The office formerly known as Flon (first lady of Namibia) is long overdue for a makeover. Those teddy bears and pastel cushions that used to scream ‘Welcome to Auntie’s House’ are being packed up and donated to orphanages. In their place? Expect hunting regalia, kudu horns and walls adorned with springbok heads, just to assert that the ‘first dude’ isn’t here to play.

Meanwhile, the president herself, known for her military past, will certainly demand an all-female protection detail. It will be boots, sunglasses, black suits – ready to protect and slay in equal measure. A few token men will be included in the team, but only to ensure the convoy cars are washed.

A Man Cave Fit for the First Dude

Back at State House, the first gentleman will require a proper sanctuary in the form of a man cave. Picture a room equipped with leather couches, a minibar stocked with top-shelf whisky, and a table sturdy enough for a 20-strong crowd to play cards and exchange tips on surviving life as Namibia’s ‘second citizen’.

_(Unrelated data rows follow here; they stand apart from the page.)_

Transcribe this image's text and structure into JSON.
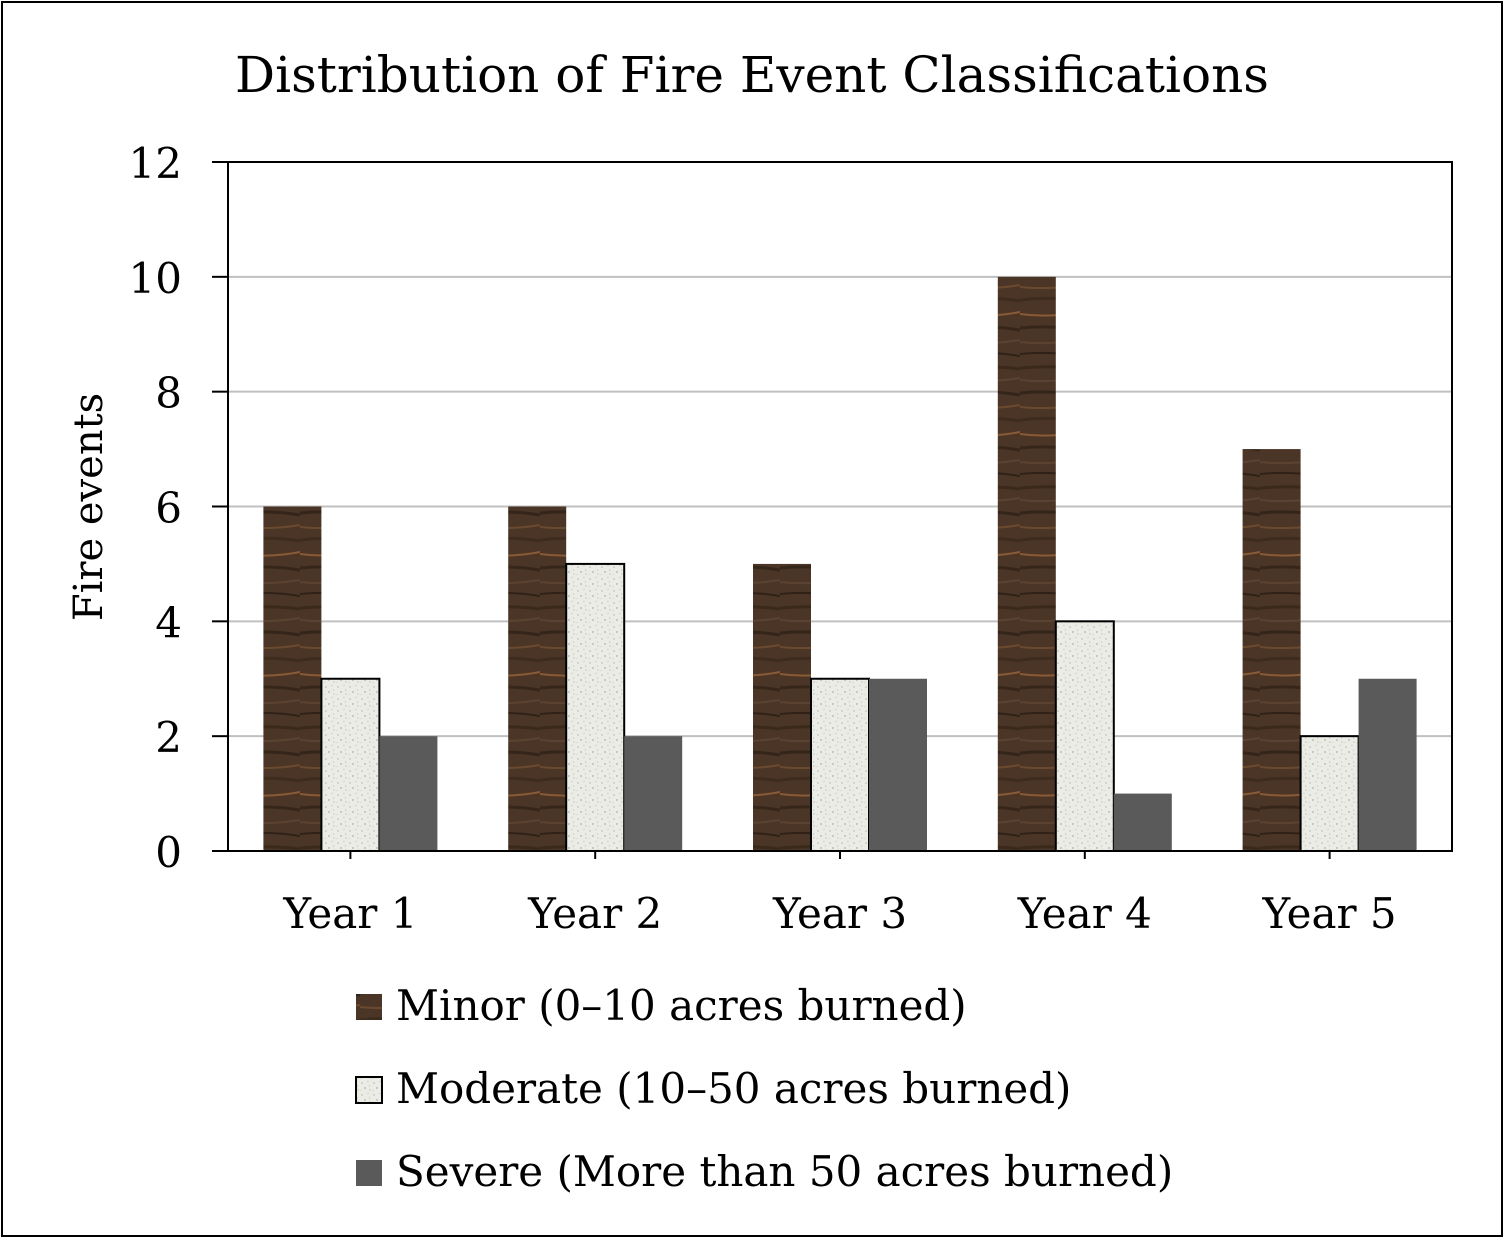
{
  "chart_data": {
    "type": "bar",
    "title": "Distribution of Fire Event Classifications",
    "xlabel": "",
    "ylabel": "Fire events",
    "categories": [
      "Year 1",
      "Year 2",
      "Year 3",
      "Year 4",
      "Year 5"
    ],
    "ylim": [
      0,
      12
    ],
    "yticks": [
      "0",
      "2",
      "4",
      "6",
      "8",
      "10",
      "12"
    ],
    "grid": true,
    "legend_position": "bottom",
    "series": [
      {
        "name": "Minor (0–10 acres burned)",
        "values": [
          6,
          6,
          5,
          10,
          7
        ],
        "color": "#4a3526",
        "pattern": "wood"
      },
      {
        "name": "Moderate (10–50 acres burned)",
        "values": [
          3,
          5,
          3,
          4,
          2
        ],
        "color": "#ecece6",
        "pattern": "speckle"
      },
      {
        "name": "Severe (More than 50 acres burned)",
        "values": [
          2,
          2,
          3,
          1,
          3
        ],
        "color": "#5a5a5a",
        "pattern": "solid"
      }
    ]
  },
  "colors": {
    "frame": "#000000",
    "gridline": "#c0c0c0",
    "axis": "#000000"
  }
}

An Owela table will be included at the rear end of the cave. Protocol will be strictly followed, of course: no shouting, no chewing loudly, and absolutely no discussing policies after 22h00.

A Decline in Feminist Movements

With a woman at the helm, some might say feminism has achieved its ultimate goal in Namibia. The ultra-radical slogans of yesteryear, like ‘Smash the Patriarchy!’, will likely be replaced with gentler, celebratory chants like, ‘We Smashed It!’.

Feminist leaders might even take a well-deserved sabbatical to focus on hobbies like crochet or writing memoirs about the struggle.

Enter the Men’s Rights Movement (MRM): a new wave of activism by men advocating for their rights under this revolutionary regime. High on their agenda will be critical issues such as the right to leave the toilet seat up, an end to judgement over beer bellies, and mandatory appreciation for dad jokes.

Their slogan? ‘Equality Includes Us Too!’ and ‘We are all Equal, Top to Bottom!’

I predict the start of the ‘Pink is the New Patriarchy’ movement to highlight the plight of men who … (complete the sentence in the name of freedom of speech; I promise you won’t be suspended).

Policy Changes That Hit Close to Home

Namibia’s new leadership will likely introduce a slate of policies aimed at creating a kinder, more organised society. For example, a new workplace culture known as the “compliment a colleague” hour will be mandated every Friday, ensuring that everyone feels appreciated. This is not so much because we have a caring woman at the steering wheel but because, let’s admit, we all long for a kinder society.

Fashion Takes Centre Stage

Namibians can also expect a fashion revolution. The president’s impeccable style, grace and functionality will inspire new trends. Corporate attire will shift to include bright colours and statement accessories, while military uniforms might start featuring beads for special occasions.

The first gentleman, meanwhile, is set to redefine Namibian masculinity. Think tailored suits paired with traditional Namibian beads and leather, a confident stride and just the right amount of cologne.

If you hear the term “State House Chic” in the coming months, you’ll know where it started. Katutura Fashion Week is set to be redefined for sure.

Namibians Brace for Change

While some may resist these changes, most Namibians are ready to embrace them with open arms (and maybe a slight chuckle). After all, we’ve always been a nation that thrives on adaptability. A word of caution, however, is not to be ridiculous and expect rubbish just because she is a woman. Because at the end of the day, she will be running a country and not your fantasies. Besides, she is not known for jokes like that.